According to Kingsley, the MPCA filed a Watershed Restoration and Protection Strategy (WRAPS) for the Leech Lake Watershed.
"They looked at all of the biology, all of the critters, all the water quality and land use. That was a two year study they did and they identified all of the problems," she said.
Kingsley said it was determined that within the Leech Lake Watershed the water quality was exceptional.
"Which means that we need to put extra protection on it because we need to keep it that pristine," she said.
Although the majority of the Leech Lake Watershed is within Cass County, the cities of Laporte, Akeley and several Hubbard County townships are within that watershed.

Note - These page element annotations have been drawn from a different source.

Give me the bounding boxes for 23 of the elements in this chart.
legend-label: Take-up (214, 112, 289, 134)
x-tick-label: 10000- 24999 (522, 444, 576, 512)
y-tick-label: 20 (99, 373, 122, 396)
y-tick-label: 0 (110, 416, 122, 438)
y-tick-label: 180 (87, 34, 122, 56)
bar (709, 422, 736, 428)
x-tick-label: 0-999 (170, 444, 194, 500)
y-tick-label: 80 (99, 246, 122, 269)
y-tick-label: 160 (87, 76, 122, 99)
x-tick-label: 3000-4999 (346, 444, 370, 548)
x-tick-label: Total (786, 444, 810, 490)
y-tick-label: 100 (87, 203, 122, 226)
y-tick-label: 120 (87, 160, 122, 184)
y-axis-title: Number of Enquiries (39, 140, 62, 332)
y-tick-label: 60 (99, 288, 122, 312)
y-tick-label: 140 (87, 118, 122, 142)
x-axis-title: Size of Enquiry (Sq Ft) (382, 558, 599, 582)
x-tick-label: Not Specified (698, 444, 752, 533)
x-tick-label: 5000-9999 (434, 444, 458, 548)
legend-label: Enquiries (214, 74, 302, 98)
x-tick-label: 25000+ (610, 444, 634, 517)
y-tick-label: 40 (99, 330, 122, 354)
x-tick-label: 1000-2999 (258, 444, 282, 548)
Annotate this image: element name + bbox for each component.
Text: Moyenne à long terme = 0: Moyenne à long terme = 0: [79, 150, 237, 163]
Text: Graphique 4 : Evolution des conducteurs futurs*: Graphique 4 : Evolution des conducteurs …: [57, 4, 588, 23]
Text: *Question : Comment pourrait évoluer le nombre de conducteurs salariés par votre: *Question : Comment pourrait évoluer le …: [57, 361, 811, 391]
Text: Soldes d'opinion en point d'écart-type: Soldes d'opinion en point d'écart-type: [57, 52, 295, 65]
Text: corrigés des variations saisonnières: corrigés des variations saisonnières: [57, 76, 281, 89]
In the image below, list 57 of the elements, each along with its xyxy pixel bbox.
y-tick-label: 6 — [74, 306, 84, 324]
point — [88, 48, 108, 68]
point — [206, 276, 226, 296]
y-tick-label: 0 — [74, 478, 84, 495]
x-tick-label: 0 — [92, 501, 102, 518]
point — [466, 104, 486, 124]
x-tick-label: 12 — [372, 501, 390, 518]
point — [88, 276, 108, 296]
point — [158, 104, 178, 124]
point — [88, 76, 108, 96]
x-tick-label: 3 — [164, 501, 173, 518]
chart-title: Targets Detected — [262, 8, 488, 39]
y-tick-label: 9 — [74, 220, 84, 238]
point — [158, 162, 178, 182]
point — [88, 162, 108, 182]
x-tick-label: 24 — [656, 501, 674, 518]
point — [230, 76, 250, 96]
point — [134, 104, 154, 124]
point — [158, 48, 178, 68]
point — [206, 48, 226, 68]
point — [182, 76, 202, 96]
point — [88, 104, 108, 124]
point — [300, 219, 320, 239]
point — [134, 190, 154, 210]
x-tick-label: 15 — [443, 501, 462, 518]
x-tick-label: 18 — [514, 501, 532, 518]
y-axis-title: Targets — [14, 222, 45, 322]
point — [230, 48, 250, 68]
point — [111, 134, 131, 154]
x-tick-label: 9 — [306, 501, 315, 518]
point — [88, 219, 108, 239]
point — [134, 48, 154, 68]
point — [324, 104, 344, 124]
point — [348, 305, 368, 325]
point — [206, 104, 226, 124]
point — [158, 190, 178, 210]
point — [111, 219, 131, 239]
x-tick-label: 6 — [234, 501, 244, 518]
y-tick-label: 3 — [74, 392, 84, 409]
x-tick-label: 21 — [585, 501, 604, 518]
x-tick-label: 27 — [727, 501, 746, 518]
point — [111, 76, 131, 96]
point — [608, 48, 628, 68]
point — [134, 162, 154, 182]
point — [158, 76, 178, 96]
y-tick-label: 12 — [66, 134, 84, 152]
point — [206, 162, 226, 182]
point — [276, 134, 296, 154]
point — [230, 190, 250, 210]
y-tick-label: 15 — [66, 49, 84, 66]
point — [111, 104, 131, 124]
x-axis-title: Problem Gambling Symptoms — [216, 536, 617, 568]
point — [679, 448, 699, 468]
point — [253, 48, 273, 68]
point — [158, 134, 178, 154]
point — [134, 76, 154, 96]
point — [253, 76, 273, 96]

One problem that was identified by the WRAPS within Hubbard County was the sewage treatment within the City of Laporte. Kingsley added, Laporte may have already updated their sewage system since they started and finished the WRAPS, but she used it as an example of a potential issue that would be addressed in the process.
According to Kingsley, the One Watershed, One Plan is not an effort to change local governance. It is intended to utilize the existing structures of counties, SWCDs and watershed districts by increasing collaboration and cooperation across political boundaries.
A policy committee for the One Watershed, One plan was formed consisting of a commissioner from both Hubbard and Cass Counties, an SWCD supervisor and staff. Now that the commissioners have approved the MOA, they will need to come up with bylaws and a work plan.
"Because we've done all of the modeling and we've got all of the data and information we are planning on giving it over to a consultant to determine what rises to the top," Kingsley explained. "With the Leech Lake WRAPS we also added another component that a lot of the previous WRAPS didn't have and that was a DNR program. We ranked it as to how people feel about things as to what may or may not be more important."
The primary feature of the watershed approach is that it focuses on the conditions of the watersheds as the starting point for water quality assessment, planning, implementation and measurement of results.
According to Kingsley, after it is decided what the top priorities are at the local level, it will be about putting those projects into motion.